The other seven accused, three former Uphaar cinema managers, the cinema's gatekeeper and three DVB officials, were all given seven years' rigorous imprisonment, under Section 304-A (causing death by negligence) of the Indian Penal Code (IPC), and housed at the Tihar Jail. The court also fined all the 12 accused with Rs.5,000 each, and also sentenced all of them to two years’ rigorous imprisonment, as they were found guilty of endangering the personal safety of others, both the sentences, however, were to run concurrently.
Sources:ABP News But in the court session only the staff and the head was punished and not the DVB superintendent and the DVB labourers.

==Post verdict==
One year after the verdict, one of the managers, who had allegedly fled from the hall soon after the fire broke out and the fire safety measures were not followed, died at a Delhi hospital on 6 December 2008. In December 2008, the High Court, while upholding the trial court order convicting the Ansal brothers, had reduced their sentences of imprisonment from two years to one year. On 30 January 2009, an Apex bench of the Supreme Court granted bail to Sushil Ansal and Gopal Ansal. On 5 March 2014, the Supreme court upheld the conviction of the Ansal brothers. The apex court further stated that Ansals were more concerned about making money than ensuring the safety of cinema-goers.
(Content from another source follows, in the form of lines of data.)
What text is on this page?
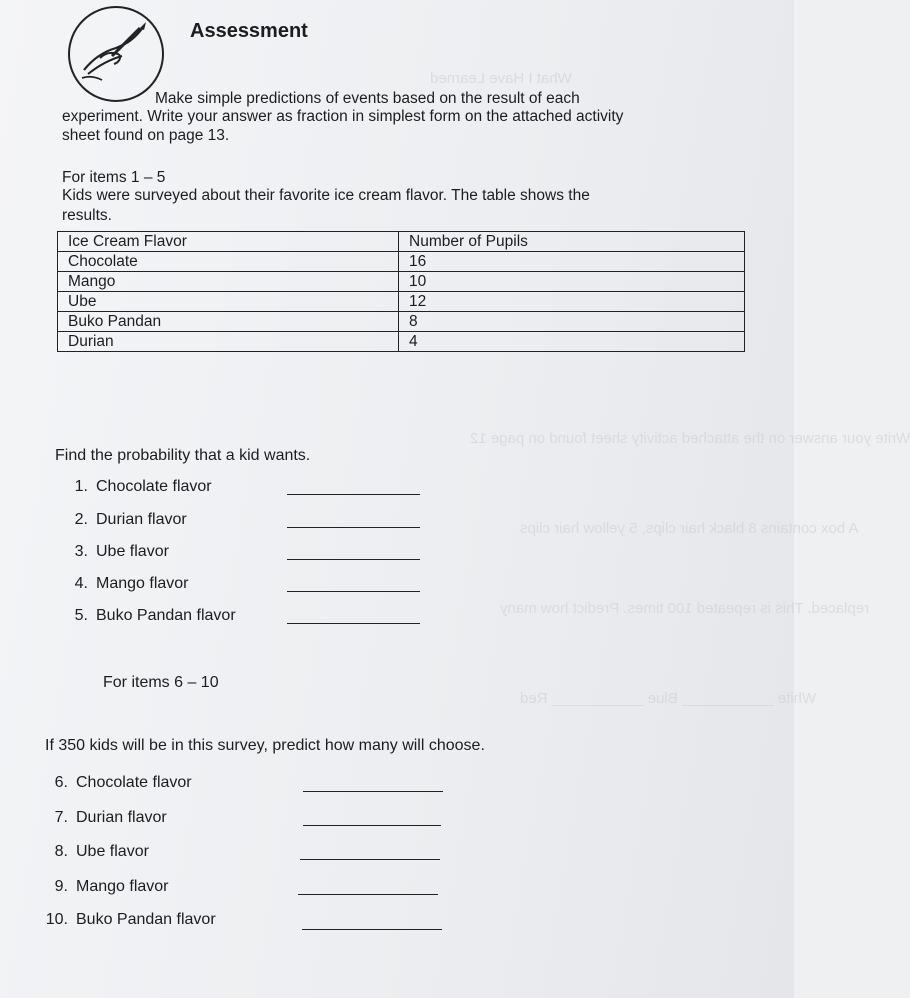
What I Have Learned
Write your answer on the attached activity sheet found on page 12
A box contains 8 black hair clips, 5 yellow hair clips
replaced. This is repeated 100 times. Predict how many
White ___________ Blue ___________ Red
Assessment
Make simple predictions of events based on the result of each
experiment. Write your answer as fraction in simplest form on the attached activity
sheet found on page 13.
For items 1 – 5
Kids were surveyed about their favorite ice cream flavor. The table shows the
results.
Ice Cream Flavor	Number of Pupils
Chocolate	16
Mango	10
Ube	12
Buko Pandan	8
Durian	4
Find the probability that a kid wants.
1. Chocolate flavor
2. Durian flavor
3. Ube flavor
4. Mango flavor
5. Buko Pandan flavor
For items 6 – 10
If 350 kids will be in this survey, predict how many will choose.
6. Chocolate flavor
7. Durian flavor
8. Ube flavor
9. Mango flavor
10. Buko Pandan flavor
The issue on the quantum of punishment referred to a three-judge bench in view of the difference in opinion between the two judges who delivered the verdict.

On 26 March 2014, Sushil Ansal left India without seeking permission from the Apex Court. The Supreme Court has expressed displeasure over real estate baron Sushil Ansal, convicted in Uphaar fire case, leaving the country without its permission. The apex court, however, allowed Ansal to stay abroad for medical treatment after he gave an assurance that he would return on 11 April.

== Final verdict ==
On 19 August 2015, Supreme court of India imposed a fine on Ansal brothers for ₹ 30 crores each and held that their jail terms will be reduced to the term already undergone by them if they pay the fine, considering their old age. The court ruled that the lack of a trauma center at the nearby AIIMS hospital had contributed to the high death toll in the incident. However this decision has been criticized by the victims families.

In November 2021, the Delhi court sentenced the brothers seven years in jail and fined ₹2.25 crore each for tampering with the evidence.
In July 2022, the Ansal brother’s were again released citing old age. For more details see reference.

== Aftermath ==
The fire exposed the poor safety standards at public places in the country's capital. This was not the first instance of such a fire. On 6 July 1989, a fire had broken out at Uphaar cinema due to a fault in the substation. After an earlier transformer caused fire at Gopal Towers, a high-rise in Rajendra Place, New Delhi in 1983, the licenses of 12 cinemas, including that of Uphaar, had been canceled. The Deputy Commissioner of Police (Licensing) who inspected Uphaar, had listed ten serious violations, however, all remained uncorrected until the fire 14 years later.

== In popular culture ==
The 2023 Hindi language Netflix Series Trial By Fire by Prashant Nair starring Rajshri Deshpande, Abhay Deol, Rajesh Tailang, Ashish Vidyarthi, Anupam Kher, Ratna Pathak, Shilpa Shukla, and Shardul Bharadwaj, is based on the Uphaar cinemas fire and tells the story of a couple who lost their two children in the Uphaar fire theater. The series centered on their trials and tribulations as they struggled to find justice over 20 years later. The story portrayed the aftermath of the fire and the effect the incident had on the victims’ families.